Application of the Queuing Theory in the Encoding and Paying Processes of the Enrolment System in TIP-QC

Jaypy T. Tenerife | Manuel Mendoza

Discipline: Technology



The application of Queuing Theory in the encoding and paying process of the enrolment system in TIP-QC gives illustration to the traffic flow, scheduling, facility and employee allocation for the existing mobilization procedure. The study was able to solve for the correct algorithm of the enrolment procedure, which also represents the process of computing linguistics and related disciplines of Quantitative Management. The investigation was able to come-up with a complete mathematical analysis of several related processes including arriving at the queue, waiting in the queue and the service provided at the queue. Relevant to this, the theory permits the derivation and calculation of several performance measures including the average waiting time in the line, the expected number waiting or receiving service and the probability of encountering the structure in certain states, such as: empty of unfilled; full or occupied; having an available server; or having to wait with a certain time to be served.

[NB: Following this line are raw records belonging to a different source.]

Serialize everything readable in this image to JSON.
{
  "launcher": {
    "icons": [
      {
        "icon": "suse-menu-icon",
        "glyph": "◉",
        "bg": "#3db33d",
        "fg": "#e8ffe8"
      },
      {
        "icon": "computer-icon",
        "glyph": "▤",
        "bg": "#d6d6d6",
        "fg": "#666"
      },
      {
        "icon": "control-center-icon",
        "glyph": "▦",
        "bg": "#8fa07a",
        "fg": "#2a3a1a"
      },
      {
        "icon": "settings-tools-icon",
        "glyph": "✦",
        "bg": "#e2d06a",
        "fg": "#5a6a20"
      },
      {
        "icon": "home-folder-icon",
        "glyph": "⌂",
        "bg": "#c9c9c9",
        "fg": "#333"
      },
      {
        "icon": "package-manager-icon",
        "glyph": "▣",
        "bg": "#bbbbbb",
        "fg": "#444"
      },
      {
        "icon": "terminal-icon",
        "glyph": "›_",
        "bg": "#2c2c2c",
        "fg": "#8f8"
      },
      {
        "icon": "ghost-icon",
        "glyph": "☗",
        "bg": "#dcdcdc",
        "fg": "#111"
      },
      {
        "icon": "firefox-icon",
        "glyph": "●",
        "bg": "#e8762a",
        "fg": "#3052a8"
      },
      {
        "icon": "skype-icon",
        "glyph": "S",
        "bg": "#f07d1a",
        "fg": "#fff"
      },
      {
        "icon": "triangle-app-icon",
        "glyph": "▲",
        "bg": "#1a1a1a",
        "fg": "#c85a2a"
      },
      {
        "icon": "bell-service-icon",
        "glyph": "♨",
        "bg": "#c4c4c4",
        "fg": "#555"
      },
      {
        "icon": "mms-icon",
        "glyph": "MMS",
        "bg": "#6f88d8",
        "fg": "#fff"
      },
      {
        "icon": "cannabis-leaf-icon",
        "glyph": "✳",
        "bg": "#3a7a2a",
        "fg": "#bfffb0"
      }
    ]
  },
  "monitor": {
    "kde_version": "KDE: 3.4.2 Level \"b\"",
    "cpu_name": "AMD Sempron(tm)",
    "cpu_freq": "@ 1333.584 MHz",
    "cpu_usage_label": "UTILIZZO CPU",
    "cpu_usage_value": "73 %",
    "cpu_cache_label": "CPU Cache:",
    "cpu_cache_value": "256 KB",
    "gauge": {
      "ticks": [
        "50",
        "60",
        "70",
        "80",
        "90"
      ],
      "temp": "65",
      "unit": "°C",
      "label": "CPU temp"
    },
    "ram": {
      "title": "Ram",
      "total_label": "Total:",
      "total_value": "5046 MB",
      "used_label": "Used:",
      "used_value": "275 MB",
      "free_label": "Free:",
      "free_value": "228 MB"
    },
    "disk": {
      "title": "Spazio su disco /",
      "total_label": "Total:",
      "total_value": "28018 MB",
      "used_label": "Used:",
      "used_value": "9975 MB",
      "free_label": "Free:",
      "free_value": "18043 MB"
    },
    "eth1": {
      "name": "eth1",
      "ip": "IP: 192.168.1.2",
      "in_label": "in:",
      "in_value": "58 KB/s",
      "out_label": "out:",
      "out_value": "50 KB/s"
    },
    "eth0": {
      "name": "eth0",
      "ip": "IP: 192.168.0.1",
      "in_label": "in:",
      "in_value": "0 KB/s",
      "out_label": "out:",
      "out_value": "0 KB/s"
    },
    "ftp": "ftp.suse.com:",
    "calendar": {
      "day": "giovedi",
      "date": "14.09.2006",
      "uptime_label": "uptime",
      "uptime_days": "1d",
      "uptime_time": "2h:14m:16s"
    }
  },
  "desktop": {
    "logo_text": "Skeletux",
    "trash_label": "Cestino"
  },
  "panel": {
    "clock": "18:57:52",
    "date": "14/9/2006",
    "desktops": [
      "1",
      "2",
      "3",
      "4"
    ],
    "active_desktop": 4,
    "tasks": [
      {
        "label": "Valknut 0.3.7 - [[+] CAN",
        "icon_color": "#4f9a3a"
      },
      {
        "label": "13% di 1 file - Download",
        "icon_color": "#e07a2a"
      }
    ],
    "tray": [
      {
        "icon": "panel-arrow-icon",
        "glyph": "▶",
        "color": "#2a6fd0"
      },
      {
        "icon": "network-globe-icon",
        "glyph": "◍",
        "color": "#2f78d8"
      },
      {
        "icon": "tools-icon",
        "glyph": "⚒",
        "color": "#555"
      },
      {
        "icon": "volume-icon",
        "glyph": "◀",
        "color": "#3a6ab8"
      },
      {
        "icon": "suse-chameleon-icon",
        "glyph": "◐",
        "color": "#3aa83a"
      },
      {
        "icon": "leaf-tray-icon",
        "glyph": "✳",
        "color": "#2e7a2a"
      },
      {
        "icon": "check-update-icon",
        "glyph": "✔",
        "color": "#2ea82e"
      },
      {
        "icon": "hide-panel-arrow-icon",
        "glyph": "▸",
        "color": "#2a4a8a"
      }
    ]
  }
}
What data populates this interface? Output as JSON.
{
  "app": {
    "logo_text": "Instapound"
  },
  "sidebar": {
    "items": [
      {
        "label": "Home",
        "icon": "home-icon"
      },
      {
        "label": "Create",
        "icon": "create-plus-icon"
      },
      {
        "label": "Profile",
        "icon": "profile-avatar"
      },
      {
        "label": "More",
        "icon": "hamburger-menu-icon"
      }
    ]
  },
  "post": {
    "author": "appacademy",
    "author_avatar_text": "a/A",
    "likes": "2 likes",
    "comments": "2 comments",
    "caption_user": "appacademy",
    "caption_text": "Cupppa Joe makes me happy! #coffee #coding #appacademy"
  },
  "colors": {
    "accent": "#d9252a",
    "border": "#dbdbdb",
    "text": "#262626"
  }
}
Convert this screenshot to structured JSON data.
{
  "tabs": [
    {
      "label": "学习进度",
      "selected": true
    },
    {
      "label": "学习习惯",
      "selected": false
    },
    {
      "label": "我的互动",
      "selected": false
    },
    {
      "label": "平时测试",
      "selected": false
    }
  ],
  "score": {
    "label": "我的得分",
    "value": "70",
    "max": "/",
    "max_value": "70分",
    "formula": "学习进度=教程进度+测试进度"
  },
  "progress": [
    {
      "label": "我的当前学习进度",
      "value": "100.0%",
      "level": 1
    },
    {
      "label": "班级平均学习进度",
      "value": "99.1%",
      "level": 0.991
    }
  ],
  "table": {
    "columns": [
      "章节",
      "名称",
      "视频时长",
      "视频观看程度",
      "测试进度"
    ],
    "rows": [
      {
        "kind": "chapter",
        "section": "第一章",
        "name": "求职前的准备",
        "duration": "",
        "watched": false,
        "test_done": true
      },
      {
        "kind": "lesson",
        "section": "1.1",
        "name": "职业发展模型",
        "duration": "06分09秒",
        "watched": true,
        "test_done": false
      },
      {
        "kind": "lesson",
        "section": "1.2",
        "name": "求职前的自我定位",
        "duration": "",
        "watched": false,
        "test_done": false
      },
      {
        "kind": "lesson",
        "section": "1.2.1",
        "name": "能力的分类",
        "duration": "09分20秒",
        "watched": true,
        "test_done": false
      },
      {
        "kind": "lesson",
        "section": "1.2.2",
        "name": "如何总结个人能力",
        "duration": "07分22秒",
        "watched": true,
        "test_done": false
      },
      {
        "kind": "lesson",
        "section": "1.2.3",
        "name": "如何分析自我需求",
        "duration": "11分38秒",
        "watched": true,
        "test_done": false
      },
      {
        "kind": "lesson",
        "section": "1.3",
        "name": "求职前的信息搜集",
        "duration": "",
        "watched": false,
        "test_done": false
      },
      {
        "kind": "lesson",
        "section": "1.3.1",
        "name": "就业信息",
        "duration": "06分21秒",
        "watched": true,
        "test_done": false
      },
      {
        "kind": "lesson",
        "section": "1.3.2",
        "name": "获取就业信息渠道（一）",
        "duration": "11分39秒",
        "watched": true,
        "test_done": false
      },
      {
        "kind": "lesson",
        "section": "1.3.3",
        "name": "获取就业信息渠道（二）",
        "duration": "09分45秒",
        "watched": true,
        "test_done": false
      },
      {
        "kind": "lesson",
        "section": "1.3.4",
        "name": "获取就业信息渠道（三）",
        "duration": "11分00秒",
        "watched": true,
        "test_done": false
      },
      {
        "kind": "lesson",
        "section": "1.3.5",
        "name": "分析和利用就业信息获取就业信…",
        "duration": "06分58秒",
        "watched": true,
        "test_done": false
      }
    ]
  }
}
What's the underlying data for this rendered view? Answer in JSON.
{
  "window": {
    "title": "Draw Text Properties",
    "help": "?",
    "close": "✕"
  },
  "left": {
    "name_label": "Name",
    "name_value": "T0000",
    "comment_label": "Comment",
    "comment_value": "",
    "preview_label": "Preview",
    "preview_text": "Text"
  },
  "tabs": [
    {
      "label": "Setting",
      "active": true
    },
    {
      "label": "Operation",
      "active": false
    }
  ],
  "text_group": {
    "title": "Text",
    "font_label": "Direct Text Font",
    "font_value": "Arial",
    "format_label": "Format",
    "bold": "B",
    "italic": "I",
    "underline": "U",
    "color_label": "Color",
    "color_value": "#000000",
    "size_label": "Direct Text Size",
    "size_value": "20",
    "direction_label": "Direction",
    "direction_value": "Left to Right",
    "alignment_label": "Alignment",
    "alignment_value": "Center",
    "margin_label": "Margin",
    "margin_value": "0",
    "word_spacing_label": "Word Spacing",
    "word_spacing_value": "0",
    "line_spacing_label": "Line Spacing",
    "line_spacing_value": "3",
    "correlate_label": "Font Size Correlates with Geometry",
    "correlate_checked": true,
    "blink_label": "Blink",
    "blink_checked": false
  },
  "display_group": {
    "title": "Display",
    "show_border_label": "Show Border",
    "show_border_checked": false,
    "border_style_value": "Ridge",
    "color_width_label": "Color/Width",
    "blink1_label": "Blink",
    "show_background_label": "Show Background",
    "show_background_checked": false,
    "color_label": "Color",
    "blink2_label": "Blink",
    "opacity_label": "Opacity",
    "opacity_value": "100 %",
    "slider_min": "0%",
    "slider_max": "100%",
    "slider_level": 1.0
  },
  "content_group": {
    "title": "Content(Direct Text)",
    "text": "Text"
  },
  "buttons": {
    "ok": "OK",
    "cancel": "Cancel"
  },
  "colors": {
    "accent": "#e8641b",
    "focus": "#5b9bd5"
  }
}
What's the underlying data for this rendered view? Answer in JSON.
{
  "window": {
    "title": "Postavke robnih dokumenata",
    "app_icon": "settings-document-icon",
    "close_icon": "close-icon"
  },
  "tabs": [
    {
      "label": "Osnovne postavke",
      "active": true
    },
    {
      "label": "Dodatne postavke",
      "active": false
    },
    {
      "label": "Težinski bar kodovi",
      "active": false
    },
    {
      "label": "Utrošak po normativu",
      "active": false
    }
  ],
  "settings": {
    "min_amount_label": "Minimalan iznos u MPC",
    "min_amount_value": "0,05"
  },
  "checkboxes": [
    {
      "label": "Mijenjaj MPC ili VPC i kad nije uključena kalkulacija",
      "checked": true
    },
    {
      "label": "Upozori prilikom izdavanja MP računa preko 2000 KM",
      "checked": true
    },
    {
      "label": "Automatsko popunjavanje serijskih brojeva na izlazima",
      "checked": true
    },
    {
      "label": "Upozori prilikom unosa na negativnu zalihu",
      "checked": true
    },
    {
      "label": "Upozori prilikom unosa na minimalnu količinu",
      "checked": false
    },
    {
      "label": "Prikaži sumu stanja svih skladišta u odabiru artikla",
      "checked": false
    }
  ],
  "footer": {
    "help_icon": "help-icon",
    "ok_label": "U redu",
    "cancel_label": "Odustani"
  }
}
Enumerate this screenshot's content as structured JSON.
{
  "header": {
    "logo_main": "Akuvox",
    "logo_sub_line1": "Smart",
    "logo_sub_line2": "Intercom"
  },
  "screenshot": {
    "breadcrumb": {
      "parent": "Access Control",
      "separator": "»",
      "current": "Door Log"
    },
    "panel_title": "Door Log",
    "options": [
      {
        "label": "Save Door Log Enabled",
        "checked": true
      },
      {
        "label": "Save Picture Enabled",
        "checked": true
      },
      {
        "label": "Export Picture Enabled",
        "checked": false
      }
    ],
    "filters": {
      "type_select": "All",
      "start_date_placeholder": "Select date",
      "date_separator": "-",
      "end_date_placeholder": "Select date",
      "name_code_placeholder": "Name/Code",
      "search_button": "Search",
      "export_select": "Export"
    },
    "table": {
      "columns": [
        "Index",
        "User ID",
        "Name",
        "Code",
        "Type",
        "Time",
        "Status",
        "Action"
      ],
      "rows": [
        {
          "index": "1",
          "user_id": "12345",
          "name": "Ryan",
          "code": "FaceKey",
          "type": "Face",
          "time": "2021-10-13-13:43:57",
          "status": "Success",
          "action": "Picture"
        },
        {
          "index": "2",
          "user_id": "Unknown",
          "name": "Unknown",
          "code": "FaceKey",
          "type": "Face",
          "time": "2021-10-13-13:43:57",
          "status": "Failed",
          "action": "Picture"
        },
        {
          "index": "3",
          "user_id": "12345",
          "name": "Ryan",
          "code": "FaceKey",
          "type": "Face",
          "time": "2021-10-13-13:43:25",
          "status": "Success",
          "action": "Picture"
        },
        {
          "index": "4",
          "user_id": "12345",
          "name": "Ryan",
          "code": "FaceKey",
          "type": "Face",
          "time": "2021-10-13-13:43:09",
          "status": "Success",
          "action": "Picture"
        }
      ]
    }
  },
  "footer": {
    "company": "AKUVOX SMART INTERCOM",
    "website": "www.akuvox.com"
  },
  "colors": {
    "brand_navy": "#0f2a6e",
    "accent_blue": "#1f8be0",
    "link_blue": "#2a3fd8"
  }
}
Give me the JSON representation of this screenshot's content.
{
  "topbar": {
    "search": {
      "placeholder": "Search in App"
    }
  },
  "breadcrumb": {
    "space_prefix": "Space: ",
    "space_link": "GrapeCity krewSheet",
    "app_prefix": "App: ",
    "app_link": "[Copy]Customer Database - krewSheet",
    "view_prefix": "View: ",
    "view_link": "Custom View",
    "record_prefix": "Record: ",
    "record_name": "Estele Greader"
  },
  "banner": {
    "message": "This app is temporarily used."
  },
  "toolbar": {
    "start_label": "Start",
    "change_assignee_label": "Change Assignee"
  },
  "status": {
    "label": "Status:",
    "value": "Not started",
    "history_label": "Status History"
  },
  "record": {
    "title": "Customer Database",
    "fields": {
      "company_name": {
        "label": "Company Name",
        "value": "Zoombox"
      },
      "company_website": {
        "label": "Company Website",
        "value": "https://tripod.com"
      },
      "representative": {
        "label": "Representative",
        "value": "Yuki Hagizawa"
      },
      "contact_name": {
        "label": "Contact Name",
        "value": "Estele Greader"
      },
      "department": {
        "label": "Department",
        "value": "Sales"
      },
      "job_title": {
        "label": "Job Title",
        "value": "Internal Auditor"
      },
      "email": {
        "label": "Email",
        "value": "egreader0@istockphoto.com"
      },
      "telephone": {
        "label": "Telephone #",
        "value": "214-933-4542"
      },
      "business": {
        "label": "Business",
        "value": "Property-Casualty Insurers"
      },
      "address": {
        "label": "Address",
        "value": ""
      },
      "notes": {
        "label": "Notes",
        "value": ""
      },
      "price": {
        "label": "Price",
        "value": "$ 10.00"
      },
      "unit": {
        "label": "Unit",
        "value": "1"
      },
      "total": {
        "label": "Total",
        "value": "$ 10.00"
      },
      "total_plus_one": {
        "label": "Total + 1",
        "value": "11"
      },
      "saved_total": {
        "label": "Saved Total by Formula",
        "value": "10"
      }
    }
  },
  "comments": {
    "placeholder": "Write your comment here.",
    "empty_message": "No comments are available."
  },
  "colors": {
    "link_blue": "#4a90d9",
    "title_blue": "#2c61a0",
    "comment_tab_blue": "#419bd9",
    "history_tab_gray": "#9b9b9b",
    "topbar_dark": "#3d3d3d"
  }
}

Queuing Theory provides a systematic and logical approach to decision-making and permits a thorough analysis of solution involving uncertainty. It also amplifies the effectiveness of the decisions and enables quick recognition of best available solution. One reason that queuing analysis is important is that customers regard waiting pessimistically. Customers may tend to associate and relate this with poor service quality, especially if the delay is long. Since most people do not have intuitive appreciation of random processes and the role that they play in managerial decision and systems improvements, systems designers must weigh the cost of providing a given level of service capacity against implicit cost of having customers wait for service. The results of queuing analysis can be used in the context of a cost optimization model, where the sum of the cost of offering and the service and waiting is minimized.